Soon the Woodside Guides will have Guide scarves, which South Australian Guides are helping to buy for them. On Christmas Eve, the Adelaide Guides are planning a party for them which will make their first Christmas in Australia one they will remember.

Miss Elise Wollaston is in charge of the Woodside company. She sometimes covers the nine miles from her home at Bridgewater by bicycle.
Not only are these young new Australians enjoying all the fun of guiding, but they are learning that, when they go to their new homes, there will be Australian Guide companies waiting to greet them as friends and fellow Australians. — Helen Caterer.

Mail, Saturday 17 December 1949 p. 17

Tuesday, 3 July 2012

First Lithuanian scout camp in SA





































From 27 December 1954 through to the new year, Lithuanian scouts and guides gathered for their first camp in the State. On the morning of December 27th about 25 scouts and 23 guides boarded a specially hired bus from St Joseph’s church in the city to make their journey to the camp site at Lobethal in the Adelaide hills.  Thirteen tents were erected, with a wooden cross in between.  A kitchen, a dug in table that was decorated with a tower and cross with “rupintojelis’ in the middle.  Across the small creek the scouts build some steps to a site where the fire was built. 

Early the next morning the scouts arose for exercise which was followed by a quick tidy of their uniforms and tents before inspection.  Following this all marched to the cross for the flag raising where the scout prayer was said and the Lithuanian and Australian anthem sung.   After a hearty breakfast the days activities began. Sport, scout games, and camp improvements . After lunch followed some free time, then more activities.  As evening settled in the flag was lowered, a prayer said and the hymn ‘Marija Marija’ sung.  Once dark a fire was lit where campers would sing, perform skits or other performances.  The evening ended at 10:00pm and, only those on night duty were allowed to wander. 


Special guest, Mr E.W Dearman, the Country Fire Service area commander came to speak to the scouts.  He spoke of bush fires, how they occur, and how to avoid them. He lent the camp several fire extinguishers which was kept  outside the kitchen or by the campfire, or sometime used by the scouts for water fights.   Other speakers included P. Jasevičius spoke of the phenomena of folk meteorology.  Mrs Pacevičius spoke to the girls on hygiene and Stasiškienė taught the girls weaving, while some of the boys tried their hand at shooting a small calibre gun.

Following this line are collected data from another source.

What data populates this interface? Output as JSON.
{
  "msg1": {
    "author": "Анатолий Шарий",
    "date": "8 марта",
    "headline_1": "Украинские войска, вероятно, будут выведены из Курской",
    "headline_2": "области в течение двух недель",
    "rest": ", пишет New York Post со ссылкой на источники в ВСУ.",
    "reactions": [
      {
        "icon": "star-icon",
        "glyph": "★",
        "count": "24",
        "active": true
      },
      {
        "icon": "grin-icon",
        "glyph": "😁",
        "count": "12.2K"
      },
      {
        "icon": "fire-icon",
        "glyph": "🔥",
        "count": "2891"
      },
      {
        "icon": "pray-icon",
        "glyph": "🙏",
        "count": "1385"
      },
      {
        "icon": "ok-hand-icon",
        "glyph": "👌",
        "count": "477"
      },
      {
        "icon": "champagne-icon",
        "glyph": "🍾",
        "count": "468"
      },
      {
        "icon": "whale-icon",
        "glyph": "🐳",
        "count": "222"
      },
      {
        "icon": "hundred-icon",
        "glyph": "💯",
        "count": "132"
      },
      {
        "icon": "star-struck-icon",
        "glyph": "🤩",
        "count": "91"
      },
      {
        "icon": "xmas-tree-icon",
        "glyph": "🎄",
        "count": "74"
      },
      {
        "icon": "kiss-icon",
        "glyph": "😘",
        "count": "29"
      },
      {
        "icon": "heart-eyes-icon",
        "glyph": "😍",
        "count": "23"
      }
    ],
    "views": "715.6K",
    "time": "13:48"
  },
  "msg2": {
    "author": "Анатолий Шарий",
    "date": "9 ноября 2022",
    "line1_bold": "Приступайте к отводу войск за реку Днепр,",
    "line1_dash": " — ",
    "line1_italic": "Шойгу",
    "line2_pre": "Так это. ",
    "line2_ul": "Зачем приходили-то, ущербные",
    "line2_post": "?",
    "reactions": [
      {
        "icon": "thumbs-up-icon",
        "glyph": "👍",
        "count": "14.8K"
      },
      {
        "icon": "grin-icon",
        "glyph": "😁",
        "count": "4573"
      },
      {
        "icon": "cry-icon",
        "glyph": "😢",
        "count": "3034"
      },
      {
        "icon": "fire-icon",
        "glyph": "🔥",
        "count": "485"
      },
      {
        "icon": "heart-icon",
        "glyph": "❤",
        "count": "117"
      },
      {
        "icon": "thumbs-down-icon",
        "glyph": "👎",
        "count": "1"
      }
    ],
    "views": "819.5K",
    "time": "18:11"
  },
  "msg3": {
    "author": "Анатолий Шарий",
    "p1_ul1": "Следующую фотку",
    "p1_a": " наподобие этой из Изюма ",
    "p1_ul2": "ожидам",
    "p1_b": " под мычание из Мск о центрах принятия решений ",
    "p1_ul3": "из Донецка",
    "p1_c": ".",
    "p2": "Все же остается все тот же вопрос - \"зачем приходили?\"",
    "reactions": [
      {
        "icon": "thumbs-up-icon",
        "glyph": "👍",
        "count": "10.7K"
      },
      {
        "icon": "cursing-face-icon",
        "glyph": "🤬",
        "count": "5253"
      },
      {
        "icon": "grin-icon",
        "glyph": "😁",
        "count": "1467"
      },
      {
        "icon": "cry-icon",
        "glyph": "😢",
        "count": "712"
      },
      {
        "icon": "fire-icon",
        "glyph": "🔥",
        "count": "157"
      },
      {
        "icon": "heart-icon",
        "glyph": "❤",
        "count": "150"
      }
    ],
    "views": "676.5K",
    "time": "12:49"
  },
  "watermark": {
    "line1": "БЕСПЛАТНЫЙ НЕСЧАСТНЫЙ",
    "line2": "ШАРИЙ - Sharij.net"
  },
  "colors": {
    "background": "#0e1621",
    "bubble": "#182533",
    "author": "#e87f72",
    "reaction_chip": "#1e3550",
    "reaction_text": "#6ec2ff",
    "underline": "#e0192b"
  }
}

The camp was visited by distinguished ‘aunts and uncles”.  One evening Pulgis Andriušis visited and demonstrated how he could light a fire with one match.  He then spoke of his childhood.  Pakalnis sang  a moving ballad about the devil who tried unsuccessfully to build a bridge across the river Nemunas. Australian scouts leaders also paid visits, Mrs Trimble, Miss M Sullivan (SA District Commissioner) and Miss May Douglas (State Commissioner) and Mr W.R Thompson (Adelaide Commissioner).
Miss Douglas wrote a message to the scouts;


It is a great pleasure to see a such a good camp, particularly in conditions which are new to you all.  Congratulations on it all, good layout and most of all the evidence of real Scouting and Guiding spirit.


On another day the campers marched into Lobethal where they viewed the country town, then set about tidying up the war memorial and even sang a few songs to the hospital patients.